A Macomer ci sono tante tracce di me.
C’era una caserma grande, di nome Bechi Luserna, un mese di Car, Centro Addestramento Reclute, dove ti instradavano nel mondo della leva.
C’era la paura di un mondo militare che poi avrebbe abbracciato e affascinato quel venticinquenne senza più rinvio per studio.
C’erano i mattini freddi di settembre con l’inno nazionale e quello della Brigata Sassari che ti facevano emozionare, le tute sempre troppo larghe, il cappello buffo, i superiori da salutare, gli anfibi che facevano male ai piedi, le serate ai pub del paese in libera uscita con gli sguardi sospettosi dei paesani.

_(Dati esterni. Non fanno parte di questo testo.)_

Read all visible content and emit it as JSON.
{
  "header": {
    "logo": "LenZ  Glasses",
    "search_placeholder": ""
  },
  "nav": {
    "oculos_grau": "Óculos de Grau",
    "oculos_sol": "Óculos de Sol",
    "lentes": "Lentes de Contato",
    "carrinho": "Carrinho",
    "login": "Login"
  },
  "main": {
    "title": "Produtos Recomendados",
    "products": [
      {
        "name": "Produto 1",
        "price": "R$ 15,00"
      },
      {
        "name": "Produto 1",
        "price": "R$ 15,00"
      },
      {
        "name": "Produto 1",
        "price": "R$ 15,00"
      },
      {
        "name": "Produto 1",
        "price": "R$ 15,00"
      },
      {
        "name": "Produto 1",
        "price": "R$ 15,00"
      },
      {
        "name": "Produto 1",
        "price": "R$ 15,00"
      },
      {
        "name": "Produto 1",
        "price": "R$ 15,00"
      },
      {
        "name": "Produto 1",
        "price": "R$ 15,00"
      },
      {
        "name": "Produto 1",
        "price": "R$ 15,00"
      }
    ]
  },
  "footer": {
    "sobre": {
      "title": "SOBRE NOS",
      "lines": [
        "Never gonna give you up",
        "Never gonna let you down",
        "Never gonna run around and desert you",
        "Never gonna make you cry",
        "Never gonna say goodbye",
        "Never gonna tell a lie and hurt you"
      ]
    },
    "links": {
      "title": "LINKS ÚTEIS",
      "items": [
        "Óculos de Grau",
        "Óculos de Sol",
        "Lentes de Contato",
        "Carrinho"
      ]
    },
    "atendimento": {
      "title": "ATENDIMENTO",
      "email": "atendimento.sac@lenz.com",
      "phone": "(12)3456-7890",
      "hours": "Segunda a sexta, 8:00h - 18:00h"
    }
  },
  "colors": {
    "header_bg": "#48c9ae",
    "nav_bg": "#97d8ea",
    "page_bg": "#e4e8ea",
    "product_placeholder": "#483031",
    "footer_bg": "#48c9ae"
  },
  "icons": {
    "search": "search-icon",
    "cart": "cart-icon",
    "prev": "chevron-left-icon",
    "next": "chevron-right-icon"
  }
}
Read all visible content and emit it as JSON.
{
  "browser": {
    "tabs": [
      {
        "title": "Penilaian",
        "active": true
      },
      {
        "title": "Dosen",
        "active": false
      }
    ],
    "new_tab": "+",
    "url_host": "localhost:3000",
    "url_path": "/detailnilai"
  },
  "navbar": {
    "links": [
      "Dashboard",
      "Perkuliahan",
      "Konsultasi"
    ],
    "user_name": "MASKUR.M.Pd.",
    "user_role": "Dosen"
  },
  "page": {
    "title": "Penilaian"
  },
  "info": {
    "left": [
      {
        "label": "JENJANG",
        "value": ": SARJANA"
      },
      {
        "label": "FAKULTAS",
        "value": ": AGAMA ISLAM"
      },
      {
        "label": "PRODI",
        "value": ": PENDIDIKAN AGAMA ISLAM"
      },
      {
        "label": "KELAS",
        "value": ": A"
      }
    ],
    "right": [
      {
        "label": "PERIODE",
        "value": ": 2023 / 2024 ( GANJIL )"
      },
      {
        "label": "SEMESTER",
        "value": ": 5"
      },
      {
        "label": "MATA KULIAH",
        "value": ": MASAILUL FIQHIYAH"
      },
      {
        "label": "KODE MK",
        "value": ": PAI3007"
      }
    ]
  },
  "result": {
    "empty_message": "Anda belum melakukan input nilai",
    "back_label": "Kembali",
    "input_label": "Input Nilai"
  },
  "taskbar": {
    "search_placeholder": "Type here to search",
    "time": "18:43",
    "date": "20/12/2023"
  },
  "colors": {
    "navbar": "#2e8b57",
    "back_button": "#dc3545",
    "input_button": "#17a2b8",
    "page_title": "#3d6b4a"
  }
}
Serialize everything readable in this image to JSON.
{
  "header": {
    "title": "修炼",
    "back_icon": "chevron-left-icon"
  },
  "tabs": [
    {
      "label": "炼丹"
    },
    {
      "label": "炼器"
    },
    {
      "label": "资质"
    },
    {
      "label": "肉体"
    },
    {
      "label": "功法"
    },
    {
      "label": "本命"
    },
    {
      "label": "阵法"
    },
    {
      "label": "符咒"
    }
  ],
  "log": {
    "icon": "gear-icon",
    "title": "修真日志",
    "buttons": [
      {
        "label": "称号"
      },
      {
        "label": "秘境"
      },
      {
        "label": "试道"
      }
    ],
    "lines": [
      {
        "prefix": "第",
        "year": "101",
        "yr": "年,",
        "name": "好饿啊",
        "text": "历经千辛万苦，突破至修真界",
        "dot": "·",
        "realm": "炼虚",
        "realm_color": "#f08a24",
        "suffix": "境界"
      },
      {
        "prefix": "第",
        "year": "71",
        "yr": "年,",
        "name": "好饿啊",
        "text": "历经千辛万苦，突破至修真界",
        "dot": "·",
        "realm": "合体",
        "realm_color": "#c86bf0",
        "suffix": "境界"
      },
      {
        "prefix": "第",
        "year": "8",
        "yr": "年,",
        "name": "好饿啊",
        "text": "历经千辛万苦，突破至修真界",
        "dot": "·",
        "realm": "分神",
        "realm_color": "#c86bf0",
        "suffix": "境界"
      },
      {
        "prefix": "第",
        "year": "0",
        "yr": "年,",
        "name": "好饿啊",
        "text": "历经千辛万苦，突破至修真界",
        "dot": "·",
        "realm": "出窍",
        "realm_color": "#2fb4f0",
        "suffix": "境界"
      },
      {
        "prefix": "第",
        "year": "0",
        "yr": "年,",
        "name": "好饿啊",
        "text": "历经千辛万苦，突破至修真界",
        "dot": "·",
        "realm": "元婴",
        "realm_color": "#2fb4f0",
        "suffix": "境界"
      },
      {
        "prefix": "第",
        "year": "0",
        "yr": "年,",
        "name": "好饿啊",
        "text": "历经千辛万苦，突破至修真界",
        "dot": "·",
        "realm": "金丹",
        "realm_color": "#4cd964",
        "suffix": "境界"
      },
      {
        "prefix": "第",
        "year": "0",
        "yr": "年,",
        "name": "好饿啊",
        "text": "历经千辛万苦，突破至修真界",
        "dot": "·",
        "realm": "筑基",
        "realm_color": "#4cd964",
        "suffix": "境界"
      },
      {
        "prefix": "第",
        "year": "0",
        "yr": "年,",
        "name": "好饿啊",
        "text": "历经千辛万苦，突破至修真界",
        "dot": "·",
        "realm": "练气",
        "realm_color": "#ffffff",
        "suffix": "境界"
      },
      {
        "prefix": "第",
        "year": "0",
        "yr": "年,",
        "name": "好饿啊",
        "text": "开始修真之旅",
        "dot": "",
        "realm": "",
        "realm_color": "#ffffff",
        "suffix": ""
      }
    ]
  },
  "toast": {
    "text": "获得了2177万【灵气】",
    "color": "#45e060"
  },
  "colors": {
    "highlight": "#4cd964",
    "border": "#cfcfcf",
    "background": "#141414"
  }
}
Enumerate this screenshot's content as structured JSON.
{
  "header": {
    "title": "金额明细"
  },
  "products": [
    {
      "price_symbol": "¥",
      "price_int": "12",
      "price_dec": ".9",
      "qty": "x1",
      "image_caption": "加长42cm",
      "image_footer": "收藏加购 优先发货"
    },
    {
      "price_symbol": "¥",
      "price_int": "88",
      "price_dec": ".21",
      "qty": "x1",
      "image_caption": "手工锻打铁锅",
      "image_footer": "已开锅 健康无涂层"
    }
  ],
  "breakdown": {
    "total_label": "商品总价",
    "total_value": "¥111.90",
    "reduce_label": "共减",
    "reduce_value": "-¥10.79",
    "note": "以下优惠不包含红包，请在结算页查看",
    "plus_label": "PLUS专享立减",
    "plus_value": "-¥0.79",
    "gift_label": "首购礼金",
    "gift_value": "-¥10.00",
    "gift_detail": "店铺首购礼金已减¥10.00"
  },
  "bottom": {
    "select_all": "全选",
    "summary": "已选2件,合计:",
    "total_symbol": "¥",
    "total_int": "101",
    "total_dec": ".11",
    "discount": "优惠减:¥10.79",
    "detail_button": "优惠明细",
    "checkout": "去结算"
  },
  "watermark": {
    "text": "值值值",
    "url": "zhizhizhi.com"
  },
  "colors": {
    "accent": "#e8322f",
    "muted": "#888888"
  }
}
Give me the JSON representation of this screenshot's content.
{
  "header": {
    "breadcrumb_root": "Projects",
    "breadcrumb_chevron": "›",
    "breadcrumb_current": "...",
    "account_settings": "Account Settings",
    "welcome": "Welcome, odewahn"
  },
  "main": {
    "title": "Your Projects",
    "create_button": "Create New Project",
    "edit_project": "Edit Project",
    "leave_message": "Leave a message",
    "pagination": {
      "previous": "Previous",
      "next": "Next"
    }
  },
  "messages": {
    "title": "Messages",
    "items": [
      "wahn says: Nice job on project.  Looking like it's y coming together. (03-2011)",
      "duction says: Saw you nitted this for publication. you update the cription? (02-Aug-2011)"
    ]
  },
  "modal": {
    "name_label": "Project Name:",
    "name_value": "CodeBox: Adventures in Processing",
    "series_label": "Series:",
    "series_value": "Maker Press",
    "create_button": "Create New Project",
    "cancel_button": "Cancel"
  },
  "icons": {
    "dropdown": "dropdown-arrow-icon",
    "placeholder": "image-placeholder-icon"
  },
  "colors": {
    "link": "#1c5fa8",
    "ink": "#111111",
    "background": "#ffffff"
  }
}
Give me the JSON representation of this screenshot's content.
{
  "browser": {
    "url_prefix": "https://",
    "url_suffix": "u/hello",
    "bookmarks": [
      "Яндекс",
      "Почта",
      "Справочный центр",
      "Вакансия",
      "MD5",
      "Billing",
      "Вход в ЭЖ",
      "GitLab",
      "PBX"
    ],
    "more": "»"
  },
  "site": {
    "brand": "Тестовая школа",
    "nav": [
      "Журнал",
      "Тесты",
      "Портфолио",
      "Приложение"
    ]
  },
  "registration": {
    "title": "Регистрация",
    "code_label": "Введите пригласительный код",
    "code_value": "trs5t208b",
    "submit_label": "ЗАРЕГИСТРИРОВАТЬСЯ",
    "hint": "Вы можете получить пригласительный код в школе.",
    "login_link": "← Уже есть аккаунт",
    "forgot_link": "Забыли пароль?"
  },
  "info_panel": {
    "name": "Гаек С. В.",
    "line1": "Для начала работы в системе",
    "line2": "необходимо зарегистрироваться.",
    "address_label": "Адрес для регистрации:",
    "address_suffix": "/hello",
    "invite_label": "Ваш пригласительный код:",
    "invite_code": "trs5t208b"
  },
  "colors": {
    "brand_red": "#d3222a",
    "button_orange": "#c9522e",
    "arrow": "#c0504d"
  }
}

C’erano giovani contadini, allevatori, studenti, semplici ragazzi con cui dovevi comunque stringere rapporti e nasceva quello che si chiamava “cameratismo”.
C’era la bellezza di conoscere storie e persone diversissime incrociarsi tra camerate, mense e campi di addestramento. C’era il lato vero della Repubblica Italiana, quello che ti faceva capire tanto di questo paese, più di ogni dibattito tv e ogni notizia sul giornale.
C’era un tempo che sembra di mille anni fa, spensierati, pieni di energie e voglia di fare e scoprire tutto.
Erano venti anni fa e ancora restano sempre nel cuore.